In a straight triangular prism, the sides of the base are 9cm, 12cm and 15cm. prism height 10cm. find the cross-sectional

In a straight triangular prism, the sides of the base are 9cm, 12cm and 15cm. prism height 10cm. find the cross-sectional area drawn through the side rib and the large height of the base.

By Heron’s theorem, we determine the area of the triangle at the base of the prism.

Sosn = √р * (р – AB) * (р – ВС) * (р – АС), where р is the base semiperimeter.

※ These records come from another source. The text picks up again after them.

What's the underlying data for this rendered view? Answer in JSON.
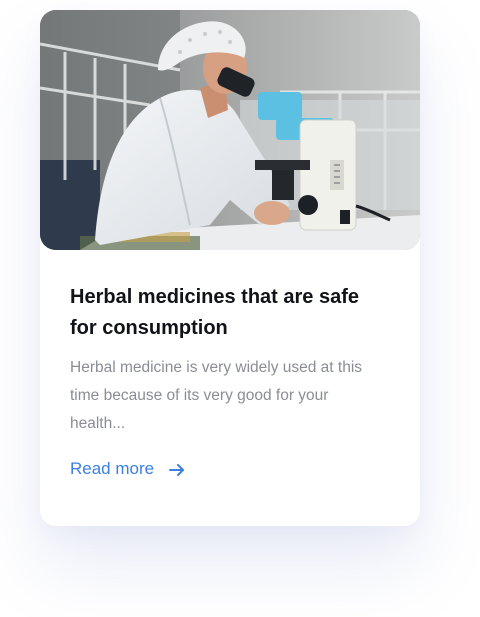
{
  "card": {
    "image_alt": "Lab researcher looking into a microscope",
    "title": "Herbal medicines that are safe for consumption",
    "excerpt": "Herbal medicine is very widely used at this time because of its very good for your health...",
    "read_more_label": "Read more",
    "read_more_icon": "arrow-right-icon",
    "accent_color": "#3d7fe0"
  }
}
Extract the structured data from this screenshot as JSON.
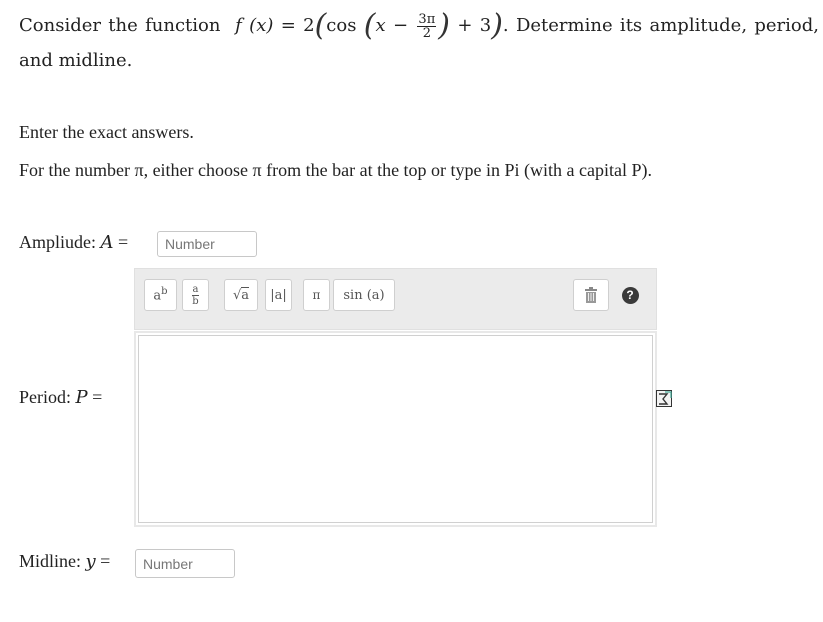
{
  "problem": {
    "intro": "Consider the function",
    "func_name": "f",
    "func_var": "x",
    "coef": "2",
    "trig": "cos",
    "frac_num": "3π",
    "frac_den": "2",
    "plus": "+ 3",
    "question": ". Determine its amplitude, period, and midline."
  },
  "instructions": {
    "line1": "Enter the exact answers.",
    "line2": "For the number π, either choose π from the bar at the top or type in Pi (with a capital P)."
  },
  "amplitude": {
    "label": "Ampliude:",
    "var": "A",
    "placeholder": "Number"
  },
  "period": {
    "label": "Period:",
    "var": "P"
  },
  "midline": {
    "label": "Midline:",
    "var": "y",
    "placeholder": "Number"
  },
  "toolbar": {
    "power_base": "a",
    "power_exp": "b",
    "frac_top": "a",
    "frac_bottom": "b",
    "sqrt_arg": "a",
    "abs_arg": "|a|",
    "pi": "π",
    "sin": "sin (a)",
    "help": "?"
  }
}
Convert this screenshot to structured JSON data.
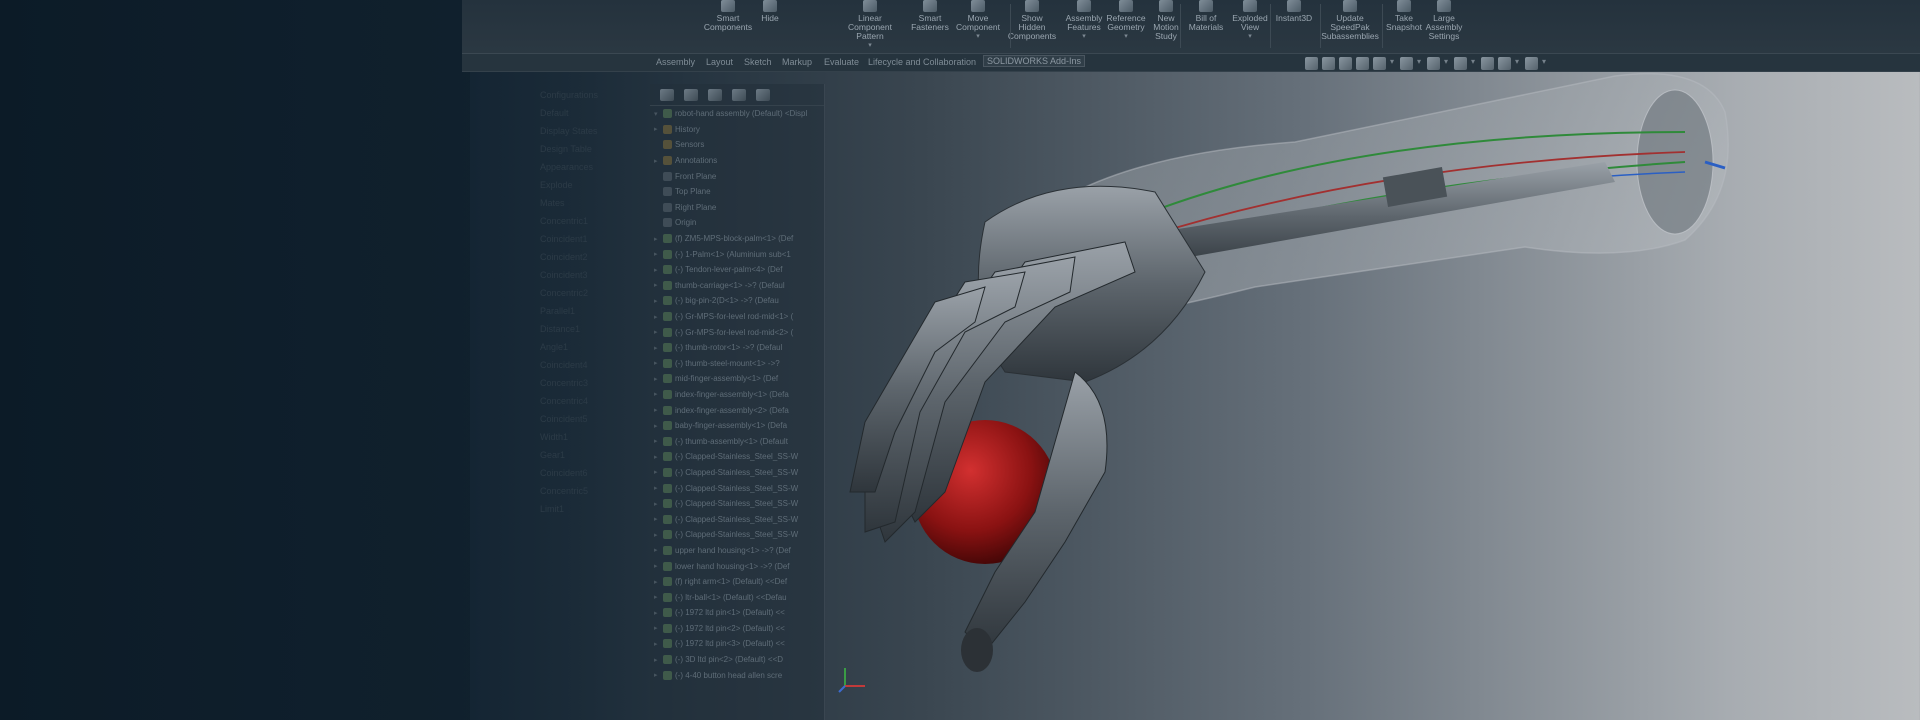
{
  "ribbon": {
    "buttons": [
      {
        "label": "Smart\nComponents",
        "caret": false
      },
      {
        "label": "Hide",
        "caret": false
      },
      {
        "label": "Linear Component\nPattern",
        "caret": true
      },
      {
        "label": "Smart\nFasteners",
        "caret": false
      },
      {
        "label": "Move\nComponent",
        "caret": true
      },
      {
        "label": "Show\nHidden\nComponents",
        "caret": false
      },
      {
        "label": "Assembly\nFeatures",
        "caret": true
      },
      {
        "label": "Reference\nGeometry",
        "caret": true
      },
      {
        "label": "New\nMotion\nStudy",
        "caret": false
      },
      {
        "label": "Bill of\nMaterials",
        "caret": false
      },
      {
        "label": "Exploded\nView",
        "caret": true
      },
      {
        "label": "Instant3D",
        "caret": false
      },
      {
        "label": "Update\nSpeedPak\nSubassemblies",
        "caret": false
      },
      {
        "label": "Take\nSnapshot",
        "caret": false
      },
      {
        "label": "Large\nAssembly\nSettings",
        "caret": false
      }
    ]
  },
  "tabs": [
    "Assembly",
    "Layout",
    "Sketch",
    "Markup",
    "Evaluate",
    "Lifecycle and Collaboration",
    "SOLIDWORKS Add-Ins"
  ],
  "active_tab": 6,
  "feature_tree": {
    "rows": [
      {
        "label": "robot-hand assembly (Default) <Displ",
        "icon": "assembly",
        "expand": "▾"
      },
      {
        "label": "History",
        "icon": "folder",
        "expand": "▸"
      },
      {
        "label": "Sensors",
        "icon": "folder",
        "expand": ""
      },
      {
        "label": "Annotations",
        "icon": "folder",
        "expand": "▸"
      },
      {
        "label": "Front Plane",
        "icon": "plane",
        "expand": ""
      },
      {
        "label": "Top Plane",
        "icon": "plane",
        "expand": ""
      },
      {
        "label": "Right Plane",
        "icon": "plane",
        "expand": ""
      },
      {
        "label": "Origin",
        "icon": "plane",
        "expand": ""
      },
      {
        "label": "(f) ZM5-MPS-block-palm<1> (Def",
        "icon": "part",
        "expand": "▸"
      },
      {
        "label": "(-) 1-Palm<1> (Aluminium sub<1",
        "icon": "part",
        "expand": "▸"
      },
      {
        "label": "(-) Tendon-lever-palm<4> (Def",
        "icon": "part",
        "expand": "▸"
      },
      {
        "label": "thumb-carriage<1> ->? (Defaul",
        "icon": "part",
        "expand": "▸"
      },
      {
        "label": "(-) big-pin-2(D<1> ->? (Defau",
        "icon": "part",
        "expand": "▸"
      },
      {
        "label": "(-) Gr-MPS-for-level rod-mid<1> (",
        "icon": "part",
        "expand": "▸"
      },
      {
        "label": "(-) Gr-MPS-for-level rod-mid<2> (",
        "icon": "part",
        "expand": "▸"
      },
      {
        "label": "(-) thumb-rotor<1> ->? (Defaul",
        "icon": "part",
        "expand": "▸"
      },
      {
        "label": "(-) thumb-steel-mount<1> ->?",
        "icon": "part",
        "expand": "▸"
      },
      {
        "label": "mid-finger-assembly<1> (Def",
        "icon": "part",
        "expand": "▸"
      },
      {
        "label": "index-finger-assembly<1> (Defa",
        "icon": "part",
        "expand": "▸"
      },
      {
        "label": "index-finger-assembly<2> (Defa",
        "icon": "part",
        "expand": "▸"
      },
      {
        "label": "baby-finger-assembly<1> (Defa",
        "icon": "part",
        "expand": "▸"
      },
      {
        "label": "(-) thumb-assembly<1> (Default",
        "icon": "part",
        "expand": "▸"
      },
      {
        "label": "(-) Clapped-Stainless_Steel_SS-W",
        "icon": "part",
        "expand": "▸"
      },
      {
        "label": "(-) Clapped-Stainless_Steel_SS-W",
        "icon": "part",
        "expand": "▸"
      },
      {
        "label": "(-) Clapped-Stainless_Steel_SS-W",
        "icon": "part",
        "expand": "▸"
      },
      {
        "label": "(-) Clapped-Stainless_Steel_SS-W",
        "icon": "part",
        "expand": "▸"
      },
      {
        "label": "(-) Clapped-Stainless_Steel_SS-W",
        "icon": "part",
        "expand": "▸"
      },
      {
        "label": "(-) Clapped-Stainless_Steel_SS-W",
        "icon": "part",
        "expand": "▸"
      },
      {
        "label": "upper hand housing<1> ->? (Def",
        "icon": "part",
        "expand": "▸"
      },
      {
        "label": "lower hand housing<1> ->? (Def",
        "icon": "part",
        "expand": "▸"
      },
      {
        "label": "(f) right arm<1> (Default) <<Def",
        "icon": "part",
        "expand": "▸"
      },
      {
        "label": "(-) ltr-ball<1> (Default) <<Defau",
        "icon": "part",
        "expand": "▸"
      },
      {
        "label": "(-) 1972 ltd pin<1> (Default) <<",
        "icon": "part",
        "expand": "▸"
      },
      {
        "label": "(-) 1972 ltd pin<2> (Default) <<",
        "icon": "part",
        "expand": "▸"
      },
      {
        "label": "(-) 1972 ltd pin<3> (Default) <<",
        "icon": "part",
        "expand": "▸"
      },
      {
        "label": "(-) 3D ltd pin<2> (Default) <<D",
        "icon": "part",
        "expand": "▸"
      },
      {
        "label": "(-) 4-40 button head allen scre",
        "icon": "part",
        "expand": "▸"
      }
    ]
  },
  "dim_tree": {
    "rows": [
      "Configurations",
      "Default",
      "Display States",
      "Design Table",
      "Appearances",
      "Explode",
      "Mates",
      "Concentric1",
      "Coincident1",
      "Coincident2",
      "Coincident3",
      "Concentric2",
      "Parallel1",
      "Distance1",
      "Angle1",
      "Coincident4",
      "Concentric3",
      "Concentric4",
      "Coincident5",
      "Width1",
      "Gear1",
      "Coincident6",
      "Concentric5",
      "Limit1"
    ]
  },
  "colors": {
    "accent_red": "#b31414",
    "wire_green": "#2f8a3a",
    "wire_red": "#a23030",
    "wire_blue": "#2a5fc4"
  }
}
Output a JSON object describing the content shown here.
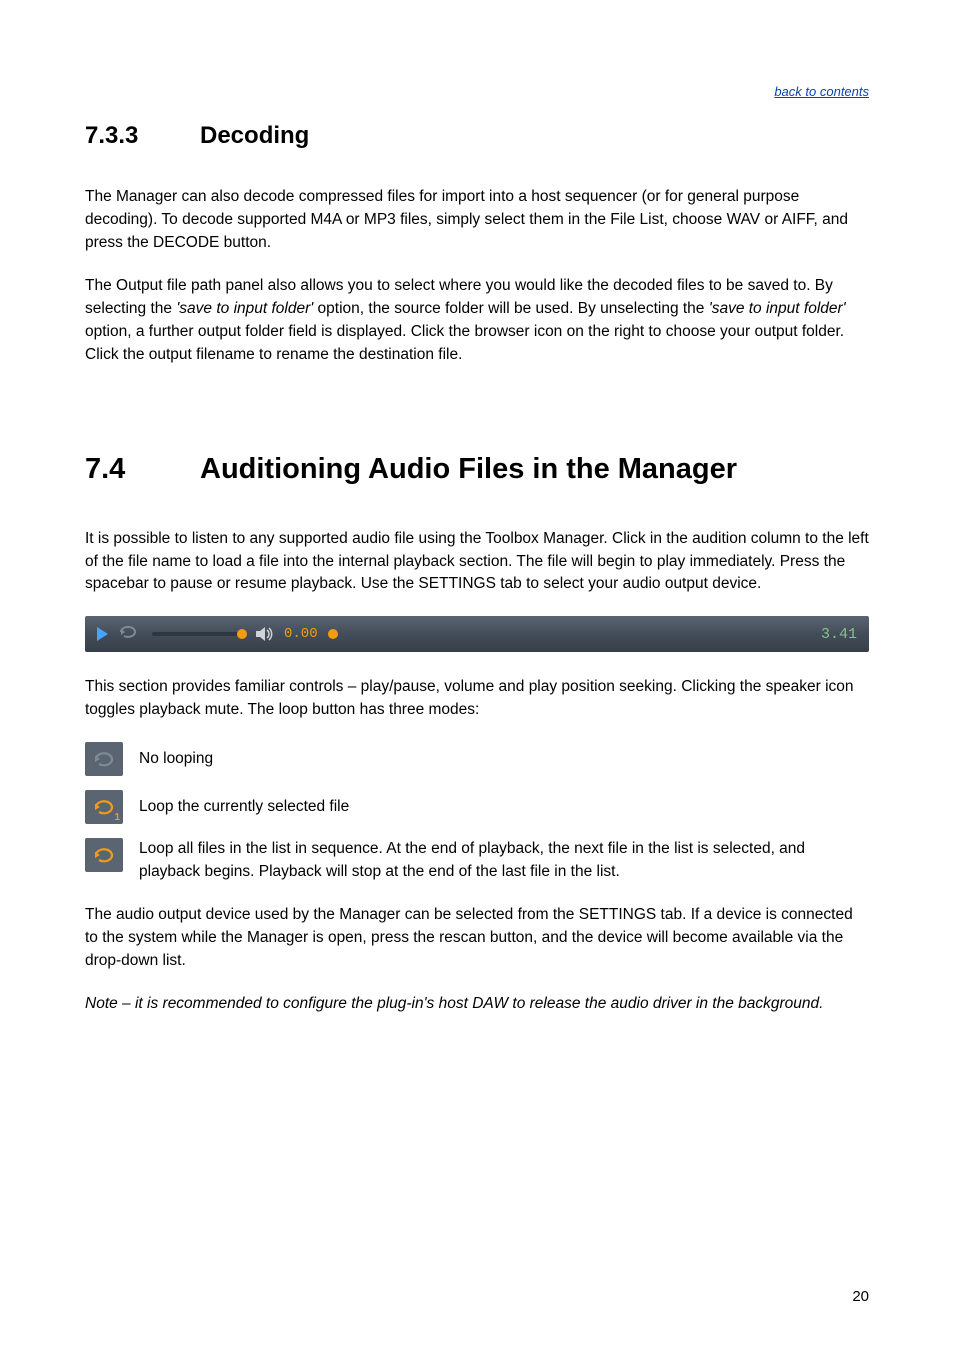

P = (AB + BC + AC) / 2 – (12 + 9 + 15) / 2 = 38/2 = 18 cm.

Sb = √18 * (18 – 12) * (18 – 9) * (18 – 15) = √18 * 6 * 9 * 3 = √2916 = 54 cm2.

The diseased base height is the height drawn to the lesser side.

Then the base area will also be equal to:

Sosn = AH * BC / 2 = AH * 9/2 = 54.

AH = 54 * 2/9 = 12 cm.

Since the prism is straight, the section АА1Н1Н is a rectangle, and its area will be equal to:

Scche = AA1 * AH = 10 * 12 = 120 cm2.

Answer: The cross-sectional area is 120 cm2.